Anadilin önemi anlaşılıyor
18 Şubat 2012Almanya’da her üç çocuktan biri, iki veya daha fazla dili öğrenerek büyüyor. Göçmen kökenli aileler arasında Almanca, anadilden sonra gelen ikinci dil konumunda bulunuyor. Bütün çabalara rağmen, Almanya’da göçmen kökenli çocukların hâlâ eğitim hayatlarının başarısız olduğu gözlemleniyor. Alman hükümetinin göçmenlerin durumuna ilişkin son raporunda da bu duruma dikkat çekildi. Ocak ayının sonunda Berlin’de Başbakan Angela Merkel’in ev sahipliğinde yapılan beşinci Uyum Zirvesi’nde, göçmenlerin uyumunu sağlaması hedeflenen “Ulusal Uyum Eylem Planı” kabul edildi.

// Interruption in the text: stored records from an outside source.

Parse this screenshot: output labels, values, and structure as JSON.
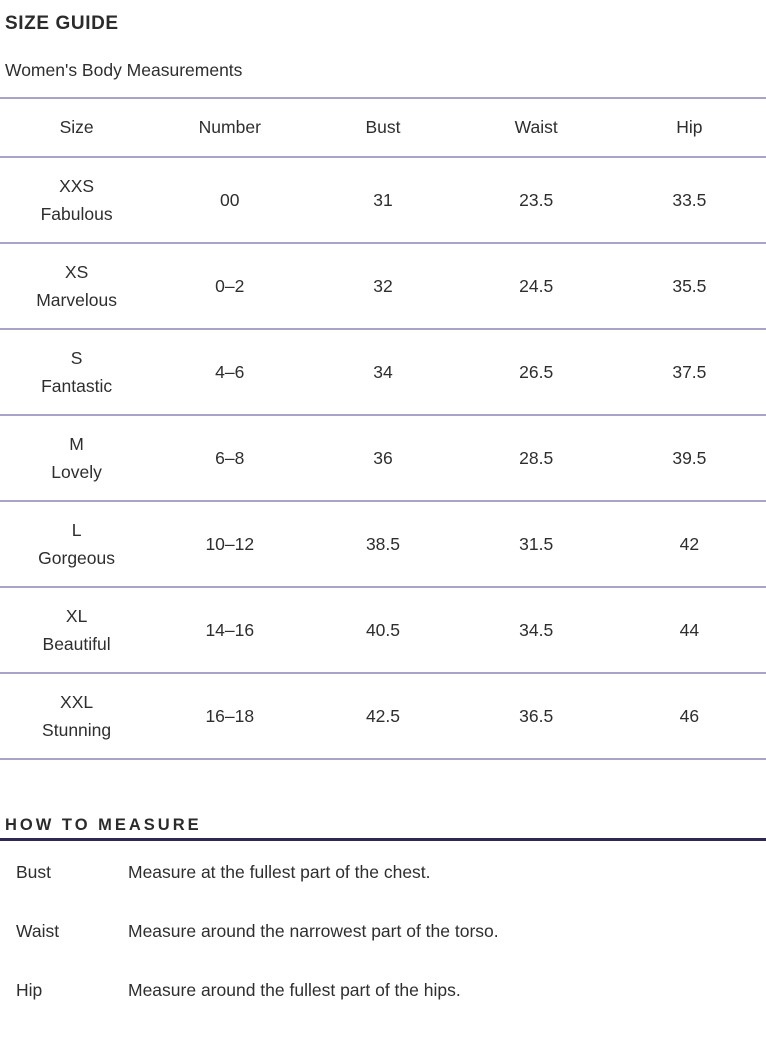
{
  "page": {
    "title": "SIZE GUIDE",
    "subtitle": "Women's Body Measurements"
  },
  "size_table": {
    "columns": [
      "Size",
      "Number",
      "Bust",
      "Waist",
      "Hip"
    ],
    "rows": [
      {
        "size": "XXS",
        "nickname": "Fabulous",
        "number": "00",
        "bust": "31",
        "waist": "23.5",
        "hip": "33.5"
      },
      {
        "size": "XS",
        "nickname": "Marvelous",
        "number": "0–2",
        "bust": "32",
        "waist": "24.5",
        "hip": "35.5"
      },
      {
        "size": "S",
        "nickname": "Fantastic",
        "number": "4–6",
        "bust": "34",
        "waist": "26.5",
        "hip": "37.5"
      },
      {
        "size": "M",
        "nickname": "Lovely",
        "number": "6–8",
        "bust": "36",
        "waist": "28.5",
        "hip": "39.5"
      },
      {
        "size": "L",
        "nickname": "Gorgeous",
        "number": "10–12",
        "bust": "38.5",
        "waist": "31.5",
        "hip": "42"
      },
      {
        "size": "XL",
        "nickname": "Beautiful",
        "number": "14–16",
        "bust": "40.5",
        "waist": "34.5",
        "hip": "44"
      },
      {
        "size": "XXL",
        "nickname": "Stunning",
        "number": "16–18",
        "bust": "42.5",
        "waist": "36.5",
        "hip": "46"
      }
    ]
  },
  "how_to_measure": {
    "heading": "HOW TO MEASURE",
    "items": [
      {
        "label": "Bust",
        "description": "Measure at the fullest part of the chest."
      },
      {
        "label": "Waist",
        "description": "Measure around the narrowest part of the torso."
      },
      {
        "label": "Hip",
        "description": "Measure around the fullest part of the hips."
      }
    ]
  },
  "colors": {
    "text": "#2e2e2e",
    "table_line": "#a8a3c7",
    "heading_rule": "#2d2952"
  }
}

Bu plandaki en önemli maddelerden birini, göçmenlerin Almanca öğrenmesi oluşturuyor.
“Hedeflenen dil Almanca”
Hannover'de düzenlenen eğitim fuarı "didacta", göçmen kökenli çocuk ve gençlerin Almanca öğrenmesinin desteklenmesi konusunda bir tartışma platformu sağladı. Fuara katılan Köln merkezli Çok Dillilik Ağı adlı dernekten Patricia Hahne-Wolter, öğretmenlerin acilen yardım istediğini belirtiyor. Hahne-Wolter, bir çok öğretmenin derhal çözüm istediğini belirterek, bu konuda ne yapacaklarını bilmediklerini ifade ediyor.
Almanya'daki okullarda çocukların Almanca öğrenebilmesi için konan özel derslere malî destek sağlanıyor. Buna rağmen yabancı asıllı çocukların çoğu hâlâ ne Almancayı ne de kendi anadillerini iyi konuşabiliyor. Köln Üniversitesi'nden Andreas Rohde, yapılan araştırmalara göre, öncelikle anadillerini çok iyi öğrenen çocukların Almanca derslerini daha iyi takip edebildiklerini belirtiyor. Rohde, bu çocukların dil öğrenme konusunda belirli bir strateji geliştirerek, tek dilli yetişen çocuklara kıyasla diğer dilleri daha kolay öğrendiklerini dile getiriyor.
Anadilin önemi
Enstitüsü'nden Christina Trojan ise çok dilliliğe yönelik uygulamaların çeşitlilik gösterdiğine dikkat çekiyor. Trojan, Almancayı ikinci dil olarak öğrenen çocukları nasıl destekleyeceği konusunda öğretmenlere meslek için eğitim veriyor. Trojan, “çocukları tek başlarına özel derse zorlamak yerine, onlara ortak bir ders verilmesinin daha yararlı” olduğunu belirtiyor. Trojan, bunun yanı sıra, öğretmenin alanı ne olursa olsun, öğrencileri Almanca konusunda desteklemesinin şart olduğunu vurguluyor.
Flensburg Üniversitesi'nden Reyhan Kuyumcu ise çocukların okul öncesi dönemde, kreşlerde Almanca konusunda teşvik edilmesi çağrısında bulunuyor. Dilbilim uzmanı Kuyumcu, Kiel'deki “Mozaik” adlı Türk-Alman yuvasında, 15 çocuğun gelişimi üzerine yıllar süren bir araştırma yapmış. Proje kapsamında çocukların öncelikle Türkçeyi çok iyi öğrenmesini sağladıklarını, çocuklarla sadece Türkçe konuşulduğunu belirten Kuyumcu, okulda ise çocukların dersleri çok iyi takip edebildiğine dikkat çekiyor. Kuyumcu, bu çocukların çoğunun bugün üniversiteye gitmelerine olanak sağlayan liselere devam ettiğini belirtiyor.
Çocukların ana dilininin güçlendirilmesi gerektiği görüşüne Havva Çelik de katılıyor. İlk iki çocuğu ile sadece Almanca konuştuğunu anlatan Türk kökenli anne, bugün bunu bir “hata” olarak nitelendiriyor. Her iki çocuğunun da hem Almanca hem de Türkçede zorlandığını belirten Çelik, en küçük kızının ise her iki dili de mükemmel konuştuğunu söylüyor. Nedeni ise son yıllarda Çelik ailesinin evde sadece Türkçe konuşması.